Frontline AVO in High-Risk CLL: Safety
John M. Burke, MD:
The most common AE with the AVO triplet combination was headache, which was reported in 78% of patients. It is highly likely that the headaches were caused by acalabrutinib. It is not surprising that infections and COVID-19 infections occurred in 31% and 9% of patients, respectively. Of note, the rate of atrial fibrillation was low at 3%, and there were no ventricular arrhythmias. Of interest, none of the patients experienced febrile neutropenia.
Frontline AVO in High-Risk CLL: Survival
John M. Burke, MD:
Four patients experienced disease progression; for 3 patients, this was because of Richter transformation to HL (n = 2) and DLBCL (n = 1). There was 1 death on study from COVID-19 pneumonia.
At a median follow-up of 35 months, 67 patients (98.5%) were alive, 63 (92.6%) of whom were progression free and alive.
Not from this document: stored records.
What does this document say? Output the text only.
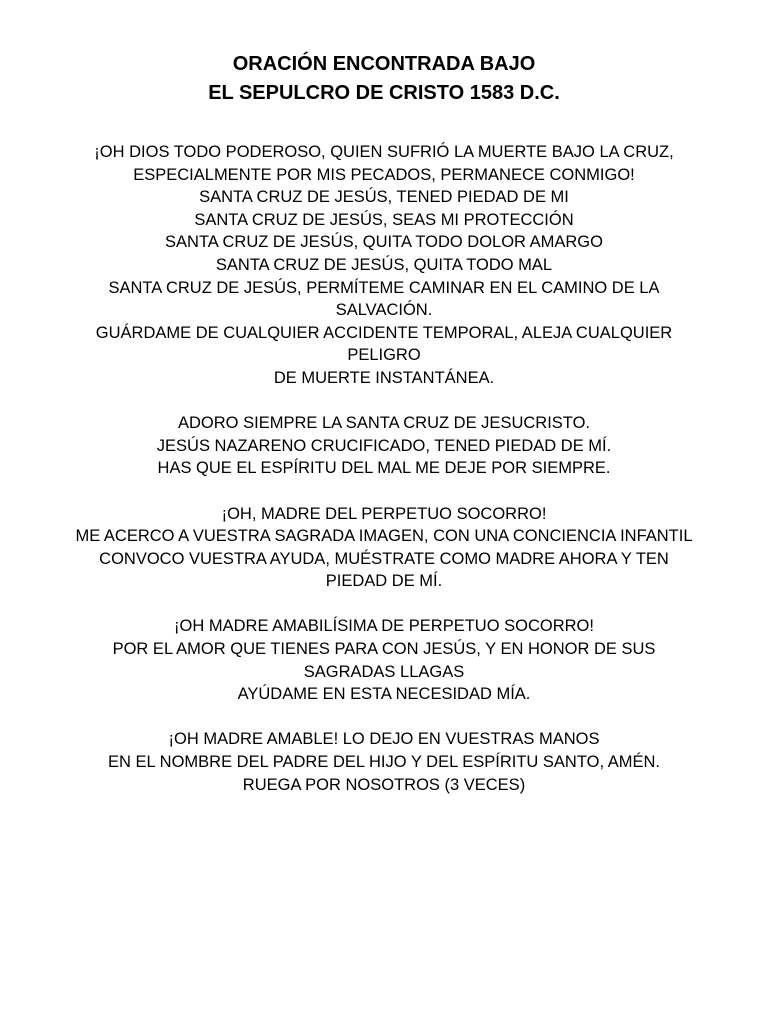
ORACIÓN ENCONTRADA BAJO
EL SEPULCRO DE CRISTO 1583 D.C.
¡OH DIOS TODO PODEROSO, QUIEN SUFRIÓ LA MUERTE BAJO LA CRUZ,
ESPECIALMENTE POR MIS PECADOS, PERMANECE CONMIGO!
SANTA CRUZ DE JESÚS, TENED PIEDAD DE MI
SANTA CRUZ DE JESÚS, SEAS MI PROTECCIÓN
SANTA CRUZ DE JESÚS, QUITA TODO DOLOR AMARGO
SANTA CRUZ DE JESÚS, QUITA TODO MAL
SANTA CRUZ DE JESÚS, PERMÍTEME CAMINAR EN EL CAMINO DE LA
SALVACIÓN.
GUÁRDAME DE CUALQUIER ACCIDENTE TEMPORAL, ALEJA CUALQUIER
PELIGRO
DE MUERTE INSTANTÁNEA.
ADORO SIEMPRE LA SANTA CRUZ DE JESUCRISTO.
JESÚS NAZARENO CRUCIFICADO, TENED PIEDAD DE MÍ.
HAS QUE EL ESPÍRITU DEL MAL ME DEJE POR SIEMPRE.
¡OH, MADRE DEL PERPETUO SOCORRO!
ME ACERCO A VUESTRA SAGRADA IMAGEN, CON UNA CONCIENCIA INFANTIL
CONVOCO VUESTRA AYUDA, MUÉSTRATE COMO MADRE AHORA Y TEN
PIEDAD DE MÍ.
¡OH MADRE AMABILÍSIMA DE PERPETUO SOCORRO!
POR EL AMOR QUE TIENES PARA CON JESÚS, Y EN HONOR DE SUS
SAGRADAS LLAGAS
AYÚDAME EN ESTA NECESIDAD MÍA.
¡OH MADRE AMABLE! LO DEJO EN VUESTRAS MANOS
EN EL NOMBRE DEL PADRE DEL HIJO Y DEL ESPÍRITU SANTO, AMÉN.
RUEGA POR NOSOTROS (3 VECES)
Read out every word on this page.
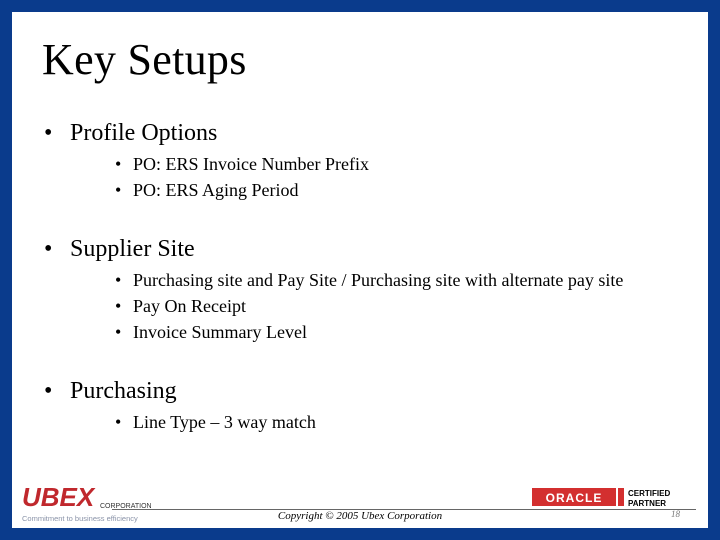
Key Setups
• Profile Options
• PO: ERS Invoice Number Prefix
• PO: ERS Aging Period
• Supplier Site
• Purchasing site and Pay Site / Purchasing site with alternate pay site
• Pay On Receipt
• Invoice Summary Level
• Purchasing
• Line Type – 3 way match
UBEX CORPORATION
Commitment to business efficiency	Copyright © 2005 Ubex Corporation
ORACLE	CERTIFIED
PARTNER
18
Frontline AVO in High-Risk CLL: Clinical Implications
John M. Burke, MD:
Based on these results, I would conclude that the AVO triplet appears to be effective and reasonably well tolerated by patients with newly diagnosed CLL. Previous studies of triplet therapy containing a BTK inhibitor, a BCL2 inhibitor, and an anti CD20 antibody all have shown that these triplet regimens are safe and effective. As yet, it is not clear whether patients clinically benefit from receiving a triplet combination vs a doublet combination or perhaps even a single agent BTK inhibitor. A remaining question pertains to how best to sequence all these agents and combinations. Ongoing randomized studies are attempting to answer these questions, but so far, none has provided conclusive answers to guide us on how to incorporate triplet regimens into clinical practice. I think the triplet combinations remain interesting and should be investigated in clinical trials, but I am not using them routinely in clinical practice until the results of ongoing randomized trials become available.
Peter Martin, MD:
I agree. In my clinical practice, I still use single agent BTK inhibitors for most of my patients with previously untreated CLL/SLL, although I recognize that the combination of venetoclax/obinutuzumab is effective. However, I will be happy to change my practice to using doublets or even triplets when the ongoing trials are completed and results are available. At present, however, I am keeping the treatment of my patients simple.